Kardamom und Rosmarin leuchten in prall gefüllten Plastiktütchen aus der Vitrine. Daneben sind - fünf oder zehn Gramm schwer und luftdicht verschlossen - Kurkuma, Kümmel und roter Pfeffer übereinander geschichtet. Russische Papierfahnen in weiß-blau-rot zeichnen Preise und Namen in kyrillischen Schriftzeichen aus: 15 bis 30 Rubel (50 Cent bis ein Euro) kosten an der Kaliningrader Uliza Cerniahovskogo die Gewürztäschchen, die aussehen wie verpackte Regenbögen. Jeden Tag stehen hier die beiden Händler aus Usbekistan mit ihrem fahrbaren Glaskasten am Ausgang der überdachten Markthalle, in der es Hack und Rind, Lachs und Hering zu kaufen gibt. "Wer da heraus kommt, braucht uns immer", lacht Boris Kurakin und entblößt ein vergoldetes Raubtiergebiss. An guten Tagen verdienen die Brüder bis zu 300 Rubel, etwa neun Euro.
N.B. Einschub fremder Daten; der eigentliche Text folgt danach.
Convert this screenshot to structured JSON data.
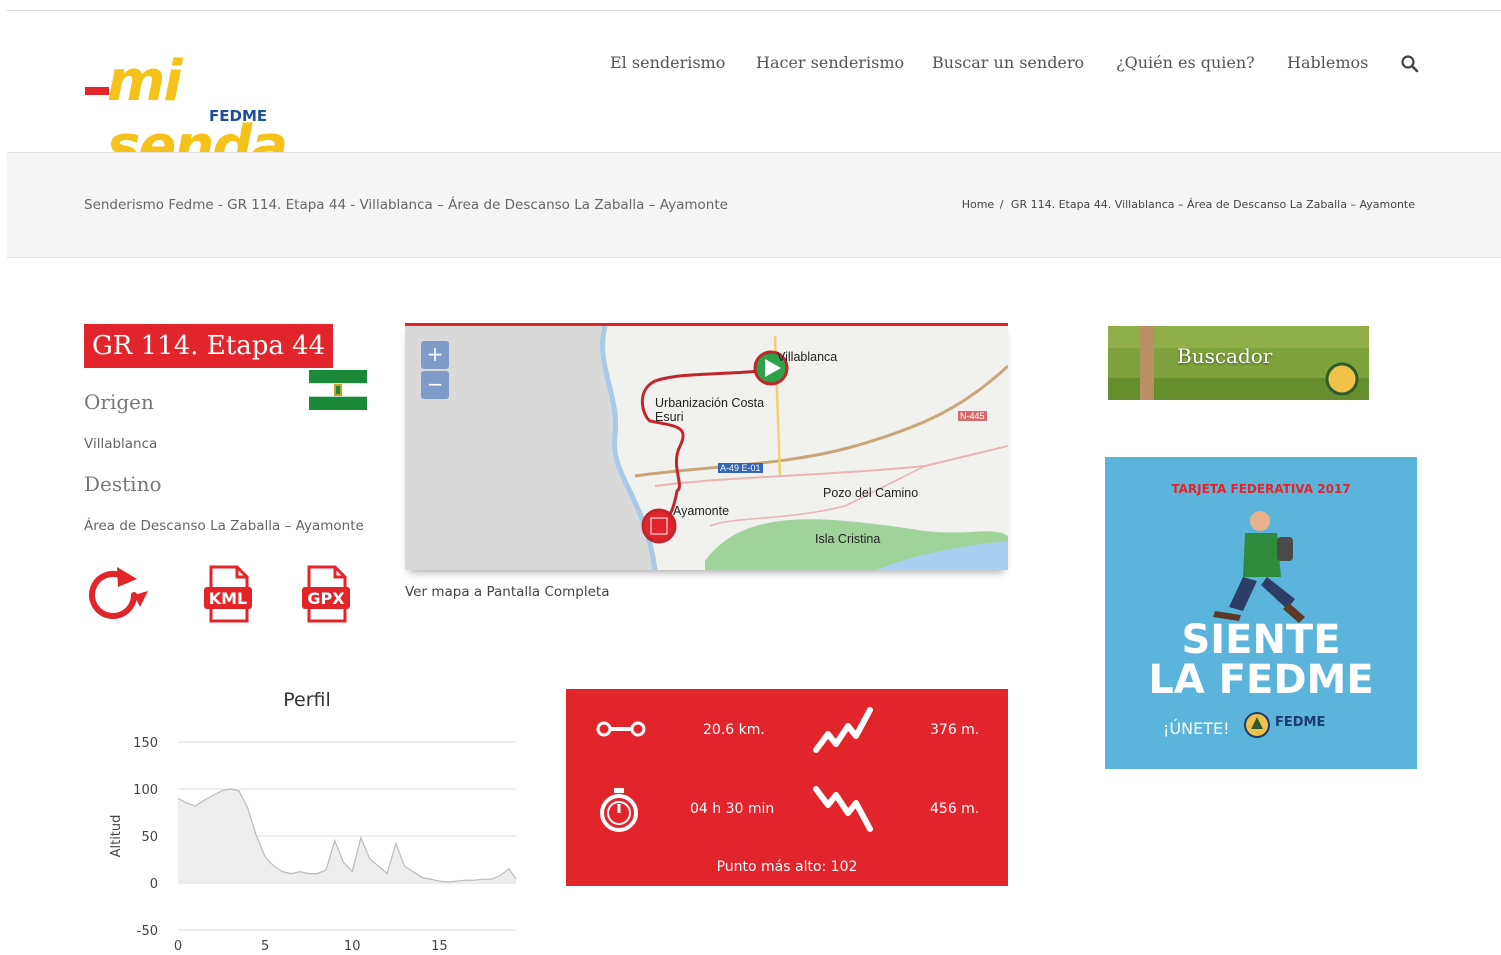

Bruchstücke von Königsberg

Ein bescheidener Gewinn, der bezeugt, wie es um die Kaufkraft im Kaliningrader Gebiet bestellt ist. Mehr als zwölf Jahre nach Auflösung der Sowjetunion Ende 1991 liegt die regionale Wirtschaft hier noch immer brach. Daran haben auch die "Ökonomische Sonderzone" Jantar (seit 1996) und die damit verbundene Öffnung für den Westen nicht viel geändert. Etwa die Hälfte der einmal vorhandenen Industrieanlagen ist stillgelegt, 80 Prozent aller Konsumgüter und fast der gesamte Energiebedarf werden importiert. In manchen Dörfern hat nur jeder fünfte Einwohner Arbeit, die Zahl obdach- und elternloser Kinder wächst bedrohlich. Das Durchschnittseinkommen liegt in Kaliningrad offiziell bei 4.450 Rubel (rund 120 Euro) - zumeist wird weit weniger verdient. Nach 35 Jahren Arbeit erhält beispielsweise die 67jährige Akademikerin Kira Dscheljadikowa eine Pension von 1.800 Rubel (52 Euro) - allein die Miete für ihre Ein-Zimmer-Wohnung an der Peripherie der Stadt, Telefon und Elektrizität verbrauchen ein Drittel davon.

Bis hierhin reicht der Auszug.